Bière

(Hygiène, Économie domestique). — La bière, préparée avec soin, se conserve d’autant plus longtemps qu’elle est plus forte, c.-à-d. que la proportion du houblon employé est plus considérable, et qu’elle est plus riche en alcool. Toutefois, à l’exception de l’ale, du porter, du faro et de quelques autres qu’on garde longtemps en bouteilles, la bière ordinaire devient promptement acide et doit être bue dans les trois ou quatre mois qui suivent sa préparation.

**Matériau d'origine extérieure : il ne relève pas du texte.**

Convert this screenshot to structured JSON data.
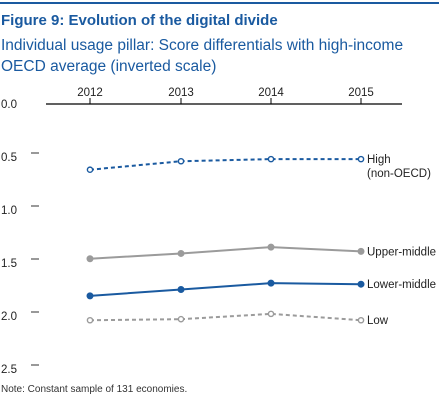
{
  "title": "Figure 9: Evolution of the digital divide",
  "subtitle": "Individual usage pillar: Score differentials with high-income OECD average (inverted scale)",
  "note": "Note: Constant sample of 131 economies.",
  "colors": {
    "accent": "#1a5aa0",
    "gray": "#9b9b9b",
    "text": "#333333"
  },
  "chart_data": {
    "type": "line",
    "title": "Figure 9: Evolution of the digital divide",
    "subtitle": "Individual usage pillar: Score differentials with high-income OECD average (inverted scale)",
    "xlabel": "",
    "ylabel": "",
    "x": [
      "2012",
      "2013",
      "2014",
      "2015"
    ],
    "y_ticks": [
      "0.0",
      "0.5",
      "1.0",
      "1.5",
      "2.0",
      "2.5"
    ],
    "ylim": [
      0.0,
      2.5
    ],
    "y_inverted": true,
    "x_axis_position": "top",
    "grid": false,
    "legend": "direct labels at line ends",
    "series": [
      {
        "name": "High\n(non-OECD)",
        "values": [
          0.62,
          0.54,
          0.52,
          0.52
        ],
        "color": "#1a5aa0",
        "style": "dashed",
        "marker": "open-circle"
      },
      {
        "name": "Upper-middle",
        "values": [
          1.46,
          1.41,
          1.35,
          1.39
        ],
        "color": "#9b9b9b",
        "style": "solid",
        "marker": "filled-circle"
      },
      {
        "name": "Lower-middle",
        "values": [
          1.81,
          1.75,
          1.69,
          1.7
        ],
        "color": "#1a5aa0",
        "style": "solid",
        "marker": "filled-circle"
      },
      {
        "name": "Low",
        "values": [
          2.04,
          2.03,
          1.98,
          2.04
        ],
        "color": "#9b9b9b",
        "style": "dashed",
        "marker": "open-circle"
      }
    ]
  }
}
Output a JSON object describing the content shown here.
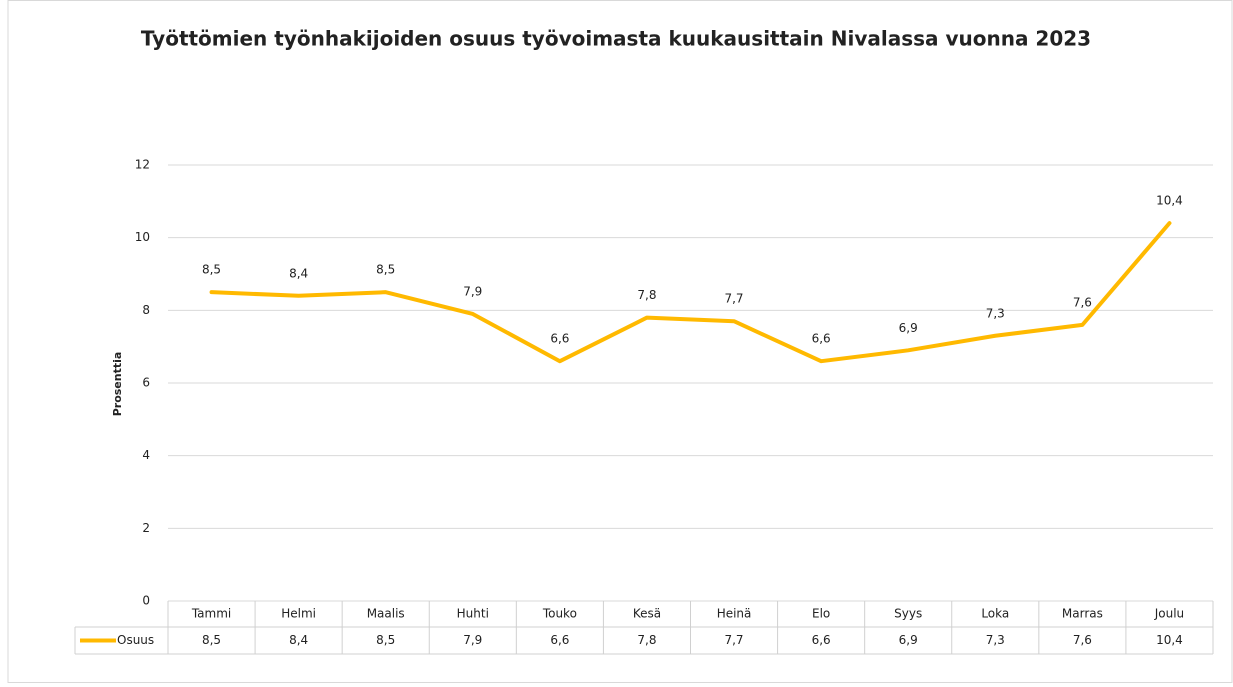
{
  "chart_data": {
    "type": "line",
    "title": "Työttömien työnhakijoiden osuus työvoimasta kuukausittain Nivalassa vuonna 2023",
    "y_label": "Prosenttia",
    "categories": [
      "Tammi",
      "Helmi",
      "Maalis",
      "Huhti",
      "Touko",
      "Kesä",
      "Heinä",
      "Elo",
      "Syys",
      "Loka",
      "Marras",
      "Joulu"
    ],
    "series": [
      {
        "name": "Osuus",
        "color": "#FFB900",
        "values": [
          8.5,
          8.4,
          8.5,
          7.9,
          6.6,
          7.8,
          7.7,
          6.6,
          6.9,
          7.3,
          7.6,
          10.4
        ],
        "value_labels": [
          "8,5",
          "8,4",
          "8,5",
          "7,9",
          "6,6",
          "7,8",
          "7,7",
          "6,6",
          "6,9",
          "7,3",
          "7,6",
          "10,4"
        ]
      }
    ],
    "ylim": [
      0,
      12
    ],
    "yticks": [
      0,
      2,
      4,
      6,
      8,
      10,
      12
    ],
    "grid": true,
    "data_table": true
  }
}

L’usage de la bière est sain : elle excite les organes digestifs et facilite la sécrétion des urines. C’est une boisson excellente pour les personnes maigres et faibles ; tonique, comme tous les amers, elle convient parfaitement aux enfants et aux sujets lymphatiques, pourvu qu’elle ne répugne pas à l’estomac et qu’elle ne trouble pas les fonctions digestives. Il faut faire un usage modéré des bières fortes et capiteuses ; éviter celles qui sont mal préparées et trop chargées de levure ; les bières récentes ; claires et légères sont préférables pour la santé. Prise avec excès, la bière pèse sur l’estomac ; elle donne des vertiges et produit une ivresse prolongée et stupéfiante.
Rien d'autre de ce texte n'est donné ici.